Efficiently Transferring Sparse Disk Files Over the Network

October 26, 2024
Reading 15 minutes

Transferring large files, particularly sparse disk files, over a network can be challenging due to APFS behavior. Sparse files, commonly used on Apple platforms in Time Machine backups, Virtualization Framework disk images etc., allow large logical sizes without occupying the full physical disk space. In the last six months, I've focused heavily on the Virtualization Framework, and one recurring problem has been efficiently transferring virtual machine (VM) images to other devices over the network. In this post, I’ll share my journey and solutions for making these transfers more efficient.

What Are Sparse Disk Files?

Sparse files are dynamically allocated files that only consume the amount of physical disk space needed to store actual data, not space. This feature lets you, for example, create a 100-terabyte sparse file on a 256-gigabyte Mac without issues—until you try to transfer it. The problem arises when uploading sparse files to non APFS storage, they expand to their full logical size, this leading to large network data transfer for empty blocks. Imagine uploading a 10-gigabyte sparse file that only uses 1 gigabyte of actual data—it could still require transferring the full 10 gigabytes, effectively wasting bandwidth. This is useless for transferring Virtual Machine disk image to multiple devices.

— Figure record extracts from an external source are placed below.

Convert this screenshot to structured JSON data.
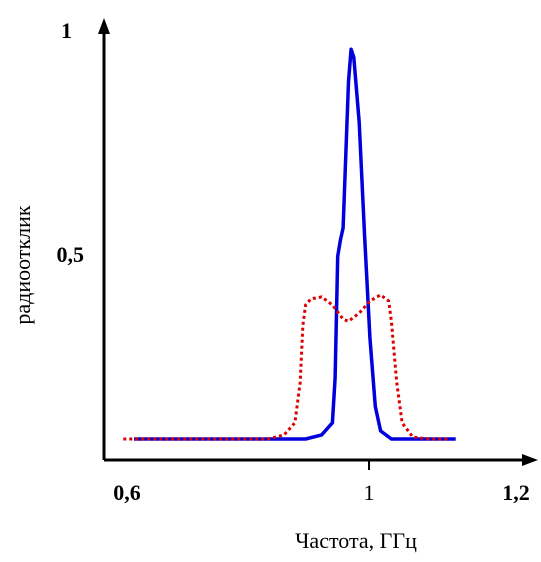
{
  "chart_data": {
    "type": "line",
    "xlabel": "Частота, ГГц",
    "ylabel": "радиоотклик",
    "xlim": [
      0.6,
      1.2
    ],
    "ylim": [
      0,
      1
    ],
    "x_ticks": [
      {
        "value": 0.6,
        "label": "0,6",
        "bold": true
      },
      {
        "value": 1.0,
        "label": "1",
        "bold": false
      },
      {
        "value": 1.2,
        "label": "1,2",
        "bold": true
      }
    ],
    "y_ticks": [
      {
        "value": 0.5,
        "label": "0,5",
        "bold": true
      },
      {
        "value": 1.0,
        "label": "1",
        "bold": true
      }
    ],
    "grid": false,
    "series": [
      {
        "style": "solid",
        "color": "#0000dd",
        "points": [
          [
            0.6,
            0.0
          ],
          [
            0.8,
            0.0
          ],
          [
            0.92,
            0.0
          ],
          [
            0.95,
            0.01
          ],
          [
            0.97,
            0.04
          ],
          [
            0.975,
            0.15
          ],
          [
            0.98,
            0.45
          ],
          [
            0.985,
            0.49
          ],
          [
            0.99,
            0.52
          ],
          [
            0.995,
            0.7
          ],
          [
            1.0,
            0.88
          ],
          [
            1.005,
            0.96
          ],
          [
            1.01,
            0.94
          ],
          [
            1.02,
            0.78
          ],
          [
            1.03,
            0.5
          ],
          [
            1.04,
            0.25
          ],
          [
            1.05,
            0.08
          ],
          [
            1.06,
            0.02
          ],
          [
            1.08,
            0.0
          ],
          [
            1.2,
            0.0
          ]
        ]
      },
      {
        "style": "dotted",
        "color": "#dd0000",
        "points": [
          [
            0.58,
            0.0
          ],
          [
            0.85,
            0.0
          ],
          [
            0.88,
            0.01
          ],
          [
            0.9,
            0.04
          ],
          [
            0.91,
            0.14
          ],
          [
            0.915,
            0.28
          ],
          [
            0.92,
            0.33
          ],
          [
            0.93,
            0.345
          ],
          [
            0.95,
            0.35
          ],
          [
            0.97,
            0.33
          ],
          [
            0.99,
            0.295
          ],
          [
            1.0,
            0.29
          ],
          [
            1.02,
            0.31
          ],
          [
            1.04,
            0.34
          ],
          [
            1.06,
            0.355
          ],
          [
            1.075,
            0.34
          ],
          [
            1.08,
            0.29
          ],
          [
            1.09,
            0.14
          ],
          [
            1.1,
            0.04
          ],
          [
            1.12,
            0.005
          ],
          [
            1.15,
            0.0
          ],
          [
            1.19,
            0.0
          ]
        ]
      }
    ]
  }
}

Solution Attempts and Results

Attempt 1: Zip & Unzip

My initial approach was to compress the entire VM bundle into a single ZIP file and decompress it after transfer. Although this preserved sparse file format, compression was slow and created large files (~50 gigabytes or more), making uploads prone to failure. Restarting an upload again after a failure was frustrating.

Attempt 2: Split Compressed Files

To avoid limitations on my storage server and speed up the upload, I split the ZIP file into multiple 1-gigabyte chunks and uploaded them in parallel. This approach improved upload speeds, but the process became lengthy, involving compression, splitting, uploading, downloading, merging, and finally decompression. Although I considered using Apple Archive instead of ZIP, Apple Archive, while faster, but couldn’t handle sparse format while decompression.

Attempt 3: ReInvent a wheel

I decided to analyze solutions used in Docker containers and other virtualization applications. Here’s the final approach I developed, which proved effective:

  1. Exclude Empty Disk Sections: Skip empty sections in the sparse disk file.
  2. Chunk Read: Process the file in small batches to avoid large memory usage.
  3. Efficient Compression: Use fast compression algorithms like LZ4.
  4. Deduplicate Files: Upload unique chunks to reduce redundant data.

Using this approach, I read a 300-gigabyte file in 1-gigabyte chunks, compressing each chunk individually. Out of the 300 files created, only 50 contained unique data, while the rest were duplicate files. By uploading just the unique files, I reduced the transfer size significantly.

The download process simply reversed these steps. First, I downloaded a JSON file with the file structure and empty regions, then fetched only the uploaded files and reconstructed the sparse file.

Reading Large Files Efficiently in Code

Here’s a sample of how I read large files in Swift without consuming huge memory:

let mappedFile = try Data(contentsOf: sparseFileUrl, options: [.alwaysMapped])
let compressedData = try (mappedFile as NSData).compressed(using: .lz4) as Data

let decompressed = try data.decompressed(using: .lz4) as Data

Using Data(contentsOf:options:) with .alwaysMapped allows efficient memory mapping of large files, while LZ4 compression provides a fast way to reduce data size before transfer.

Conclusion

This optimized approach has improved speed and efficiency of transferring VM disk files over the network. By avoiding duplicate data transfers and using an incremental, memory-efficient process, I’ve minimized both bandwidth and storage requirements.